PageRank Algorithm in the Cloud using the Google App Engine
by Kristian Kraljic, January 14, 2012
Two articles a day, this is madness! Madness? This is /Sparta+/. But enough with the old age jokes, pimped up with a little pseudo nerd regex skill to make it even unfunnier!… Sorry for that, let’s get serious!
Have you ever read the famous paper The Anatomy of a Search Engine of the two godfathers Sergey Brin and Lawrence (Larry) Page themselves? Not? Than you may should do so. Having the chance to study at the Stanford University must be heaven on earth. Anyways, today I’d like to give you a quick introduction to the PageRank algorithm. In my opinion another great example of a beautiful computer algorithm.

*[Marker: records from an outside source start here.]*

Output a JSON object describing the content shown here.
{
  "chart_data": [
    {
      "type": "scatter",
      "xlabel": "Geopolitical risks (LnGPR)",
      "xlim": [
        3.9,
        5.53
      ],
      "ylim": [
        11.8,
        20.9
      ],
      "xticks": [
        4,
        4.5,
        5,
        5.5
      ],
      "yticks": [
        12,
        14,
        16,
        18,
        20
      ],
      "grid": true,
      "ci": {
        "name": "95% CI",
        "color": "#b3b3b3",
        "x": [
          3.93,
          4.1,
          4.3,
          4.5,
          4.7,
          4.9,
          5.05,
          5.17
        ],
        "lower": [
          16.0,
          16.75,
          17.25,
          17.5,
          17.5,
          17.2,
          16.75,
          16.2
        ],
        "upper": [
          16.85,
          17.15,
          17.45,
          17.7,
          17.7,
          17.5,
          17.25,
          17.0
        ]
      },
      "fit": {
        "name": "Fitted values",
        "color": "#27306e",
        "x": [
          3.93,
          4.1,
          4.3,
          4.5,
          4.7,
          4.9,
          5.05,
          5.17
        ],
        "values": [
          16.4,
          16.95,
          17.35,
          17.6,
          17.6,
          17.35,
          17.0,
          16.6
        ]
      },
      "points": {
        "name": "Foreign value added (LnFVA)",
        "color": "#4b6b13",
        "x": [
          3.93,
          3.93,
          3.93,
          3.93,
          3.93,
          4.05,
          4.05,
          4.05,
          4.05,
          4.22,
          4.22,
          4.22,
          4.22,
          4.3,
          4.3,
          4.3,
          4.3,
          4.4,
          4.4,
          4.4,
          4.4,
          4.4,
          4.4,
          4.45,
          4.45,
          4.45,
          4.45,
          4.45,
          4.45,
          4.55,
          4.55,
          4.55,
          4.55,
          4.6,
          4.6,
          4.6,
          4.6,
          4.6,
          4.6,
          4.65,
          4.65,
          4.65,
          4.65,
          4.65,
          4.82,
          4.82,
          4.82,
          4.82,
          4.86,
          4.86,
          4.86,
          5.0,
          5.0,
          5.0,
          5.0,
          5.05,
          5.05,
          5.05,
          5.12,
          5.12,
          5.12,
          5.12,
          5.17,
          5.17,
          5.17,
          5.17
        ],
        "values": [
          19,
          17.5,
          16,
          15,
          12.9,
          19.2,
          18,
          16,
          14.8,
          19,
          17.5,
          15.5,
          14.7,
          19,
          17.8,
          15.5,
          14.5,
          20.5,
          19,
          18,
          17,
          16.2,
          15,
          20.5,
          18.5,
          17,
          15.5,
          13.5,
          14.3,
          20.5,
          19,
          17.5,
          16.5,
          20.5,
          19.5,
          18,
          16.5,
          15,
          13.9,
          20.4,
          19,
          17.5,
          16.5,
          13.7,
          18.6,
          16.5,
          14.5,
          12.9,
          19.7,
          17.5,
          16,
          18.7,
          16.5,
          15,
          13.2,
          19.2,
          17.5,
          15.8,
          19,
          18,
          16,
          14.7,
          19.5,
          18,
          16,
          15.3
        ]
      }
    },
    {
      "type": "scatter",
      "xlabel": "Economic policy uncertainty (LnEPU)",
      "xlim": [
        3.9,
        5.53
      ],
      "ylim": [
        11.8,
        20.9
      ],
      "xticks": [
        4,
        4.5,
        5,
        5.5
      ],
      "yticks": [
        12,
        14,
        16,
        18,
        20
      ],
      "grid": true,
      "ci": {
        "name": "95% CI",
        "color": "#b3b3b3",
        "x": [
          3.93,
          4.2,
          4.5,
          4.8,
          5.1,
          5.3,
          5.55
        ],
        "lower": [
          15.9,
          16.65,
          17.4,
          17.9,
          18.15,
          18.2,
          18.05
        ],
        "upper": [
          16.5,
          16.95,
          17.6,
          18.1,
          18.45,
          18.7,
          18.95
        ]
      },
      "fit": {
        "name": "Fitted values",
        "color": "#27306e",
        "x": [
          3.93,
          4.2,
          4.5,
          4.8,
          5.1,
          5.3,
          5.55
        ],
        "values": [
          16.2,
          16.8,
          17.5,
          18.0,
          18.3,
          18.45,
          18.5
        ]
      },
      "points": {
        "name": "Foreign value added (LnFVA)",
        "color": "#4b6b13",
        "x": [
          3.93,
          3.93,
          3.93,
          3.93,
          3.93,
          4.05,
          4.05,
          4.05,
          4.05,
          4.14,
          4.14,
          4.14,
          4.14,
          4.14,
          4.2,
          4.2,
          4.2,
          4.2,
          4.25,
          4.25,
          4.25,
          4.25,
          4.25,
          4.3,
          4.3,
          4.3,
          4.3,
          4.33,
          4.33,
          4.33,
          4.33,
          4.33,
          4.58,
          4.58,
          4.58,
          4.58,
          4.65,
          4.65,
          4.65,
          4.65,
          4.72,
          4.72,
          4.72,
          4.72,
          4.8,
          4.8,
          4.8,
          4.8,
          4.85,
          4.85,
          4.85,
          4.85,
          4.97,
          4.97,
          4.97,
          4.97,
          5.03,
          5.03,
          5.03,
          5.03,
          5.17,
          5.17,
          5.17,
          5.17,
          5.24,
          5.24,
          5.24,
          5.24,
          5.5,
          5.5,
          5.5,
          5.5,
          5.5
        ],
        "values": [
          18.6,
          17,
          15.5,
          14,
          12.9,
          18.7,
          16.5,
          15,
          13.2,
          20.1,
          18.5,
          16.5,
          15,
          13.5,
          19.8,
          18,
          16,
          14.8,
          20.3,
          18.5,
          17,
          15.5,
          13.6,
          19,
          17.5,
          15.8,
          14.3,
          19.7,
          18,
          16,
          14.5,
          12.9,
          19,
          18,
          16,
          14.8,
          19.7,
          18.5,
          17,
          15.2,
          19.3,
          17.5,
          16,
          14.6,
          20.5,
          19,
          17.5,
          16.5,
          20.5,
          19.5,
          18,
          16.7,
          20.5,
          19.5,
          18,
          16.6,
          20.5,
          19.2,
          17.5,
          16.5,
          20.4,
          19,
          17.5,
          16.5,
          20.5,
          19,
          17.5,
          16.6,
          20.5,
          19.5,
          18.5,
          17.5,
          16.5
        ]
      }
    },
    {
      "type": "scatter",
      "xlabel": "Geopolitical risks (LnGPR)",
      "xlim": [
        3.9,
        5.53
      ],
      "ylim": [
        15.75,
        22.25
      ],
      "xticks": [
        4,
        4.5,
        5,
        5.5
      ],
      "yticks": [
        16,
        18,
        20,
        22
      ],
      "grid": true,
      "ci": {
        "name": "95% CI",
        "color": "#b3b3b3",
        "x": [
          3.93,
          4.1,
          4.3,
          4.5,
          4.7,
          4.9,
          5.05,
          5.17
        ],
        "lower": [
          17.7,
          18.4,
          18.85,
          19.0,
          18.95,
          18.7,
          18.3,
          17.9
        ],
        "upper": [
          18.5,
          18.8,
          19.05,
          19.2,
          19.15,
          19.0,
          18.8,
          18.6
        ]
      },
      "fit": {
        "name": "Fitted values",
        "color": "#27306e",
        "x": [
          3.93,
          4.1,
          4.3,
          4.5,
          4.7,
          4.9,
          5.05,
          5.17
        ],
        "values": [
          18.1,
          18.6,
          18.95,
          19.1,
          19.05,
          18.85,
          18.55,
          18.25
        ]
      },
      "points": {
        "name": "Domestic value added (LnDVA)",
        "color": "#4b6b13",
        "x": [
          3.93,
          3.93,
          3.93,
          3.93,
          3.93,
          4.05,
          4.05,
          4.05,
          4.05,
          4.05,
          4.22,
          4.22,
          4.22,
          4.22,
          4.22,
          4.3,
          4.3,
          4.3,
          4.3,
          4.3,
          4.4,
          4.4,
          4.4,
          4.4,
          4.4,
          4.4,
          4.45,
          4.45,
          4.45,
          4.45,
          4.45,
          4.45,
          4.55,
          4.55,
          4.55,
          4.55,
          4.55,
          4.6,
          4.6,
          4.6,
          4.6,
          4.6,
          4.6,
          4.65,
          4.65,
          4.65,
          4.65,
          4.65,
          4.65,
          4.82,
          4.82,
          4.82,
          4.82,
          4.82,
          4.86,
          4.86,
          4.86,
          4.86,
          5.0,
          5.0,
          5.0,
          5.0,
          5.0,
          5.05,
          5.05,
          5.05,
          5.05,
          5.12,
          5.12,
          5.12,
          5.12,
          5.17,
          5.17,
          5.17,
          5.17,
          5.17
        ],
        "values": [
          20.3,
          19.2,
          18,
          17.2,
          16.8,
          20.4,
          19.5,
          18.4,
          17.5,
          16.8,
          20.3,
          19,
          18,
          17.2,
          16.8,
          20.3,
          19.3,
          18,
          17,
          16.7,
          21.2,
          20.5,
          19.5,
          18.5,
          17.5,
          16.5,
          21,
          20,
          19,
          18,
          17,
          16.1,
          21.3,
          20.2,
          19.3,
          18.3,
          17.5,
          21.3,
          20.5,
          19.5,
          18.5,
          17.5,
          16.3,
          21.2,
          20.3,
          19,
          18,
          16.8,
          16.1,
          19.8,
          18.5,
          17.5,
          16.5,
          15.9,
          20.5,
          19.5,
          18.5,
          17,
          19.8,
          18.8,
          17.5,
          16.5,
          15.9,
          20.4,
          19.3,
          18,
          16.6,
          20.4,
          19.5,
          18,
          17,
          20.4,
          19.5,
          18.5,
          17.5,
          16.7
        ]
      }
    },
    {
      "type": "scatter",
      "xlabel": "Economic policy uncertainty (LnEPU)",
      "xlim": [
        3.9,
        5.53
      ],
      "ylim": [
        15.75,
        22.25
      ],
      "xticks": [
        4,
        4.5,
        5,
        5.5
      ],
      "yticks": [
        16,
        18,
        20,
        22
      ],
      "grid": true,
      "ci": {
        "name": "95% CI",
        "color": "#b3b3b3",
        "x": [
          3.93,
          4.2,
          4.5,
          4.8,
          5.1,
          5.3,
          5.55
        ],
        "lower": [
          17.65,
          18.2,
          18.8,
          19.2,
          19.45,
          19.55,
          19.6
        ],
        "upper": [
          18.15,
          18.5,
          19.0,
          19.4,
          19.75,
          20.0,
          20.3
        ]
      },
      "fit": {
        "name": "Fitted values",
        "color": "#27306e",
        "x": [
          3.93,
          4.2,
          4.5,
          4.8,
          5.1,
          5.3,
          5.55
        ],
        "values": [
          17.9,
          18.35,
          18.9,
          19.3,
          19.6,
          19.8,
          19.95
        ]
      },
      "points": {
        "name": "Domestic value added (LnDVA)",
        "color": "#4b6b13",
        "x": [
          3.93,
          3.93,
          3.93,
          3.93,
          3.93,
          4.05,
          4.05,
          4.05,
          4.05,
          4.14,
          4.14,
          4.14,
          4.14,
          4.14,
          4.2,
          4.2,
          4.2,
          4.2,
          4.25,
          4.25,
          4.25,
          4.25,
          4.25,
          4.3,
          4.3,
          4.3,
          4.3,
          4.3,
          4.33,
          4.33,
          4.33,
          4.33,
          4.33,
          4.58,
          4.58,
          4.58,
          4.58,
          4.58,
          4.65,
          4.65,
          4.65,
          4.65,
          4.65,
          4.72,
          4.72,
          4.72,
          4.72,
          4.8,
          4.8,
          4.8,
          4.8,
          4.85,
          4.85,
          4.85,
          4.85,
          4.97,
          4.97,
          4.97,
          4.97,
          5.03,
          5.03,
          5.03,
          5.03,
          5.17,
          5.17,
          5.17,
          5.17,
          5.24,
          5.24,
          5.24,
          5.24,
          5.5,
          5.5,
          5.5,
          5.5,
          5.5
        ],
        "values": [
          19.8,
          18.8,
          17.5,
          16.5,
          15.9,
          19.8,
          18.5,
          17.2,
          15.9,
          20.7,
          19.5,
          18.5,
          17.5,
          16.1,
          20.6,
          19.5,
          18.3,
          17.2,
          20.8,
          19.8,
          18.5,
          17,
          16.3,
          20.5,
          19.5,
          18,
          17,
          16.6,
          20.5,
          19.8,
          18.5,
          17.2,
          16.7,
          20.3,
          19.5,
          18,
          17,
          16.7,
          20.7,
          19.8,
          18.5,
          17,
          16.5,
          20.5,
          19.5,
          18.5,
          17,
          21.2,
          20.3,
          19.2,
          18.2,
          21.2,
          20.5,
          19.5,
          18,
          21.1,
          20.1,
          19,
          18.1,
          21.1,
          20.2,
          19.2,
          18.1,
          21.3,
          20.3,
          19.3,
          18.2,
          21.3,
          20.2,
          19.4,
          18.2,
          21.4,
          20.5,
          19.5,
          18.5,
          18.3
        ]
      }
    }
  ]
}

The PageRank algorithm, named after Larry Page is a link analysis algorithm that is used by Google. It assigns a numerical weighting to each element of a hyperlinked set of documents, such as a bunch of web pages. The PageRank is intended to measure the relative importance of each page.
To implement the PageRank algorithm a good apporach is to use MapReduce. MapReduce is both, a framework on the one hand side and a method of computing highly distributable problems across huge datasets using a large number of nodes.
For my implementation of the PageRank algorithm I used Phython. I did not use any MapReduce framework, to make the code as easy as possible to understand. I deployed the results to the Google App Engine, threfore it should be very easy to access:
It crawls a certain resource, calculates the PageRank based on the crawled data using MapReduce and prints the result. The source is freely available, so feel free to check it out. Hopefully it will help you to understand this great piece of computer science.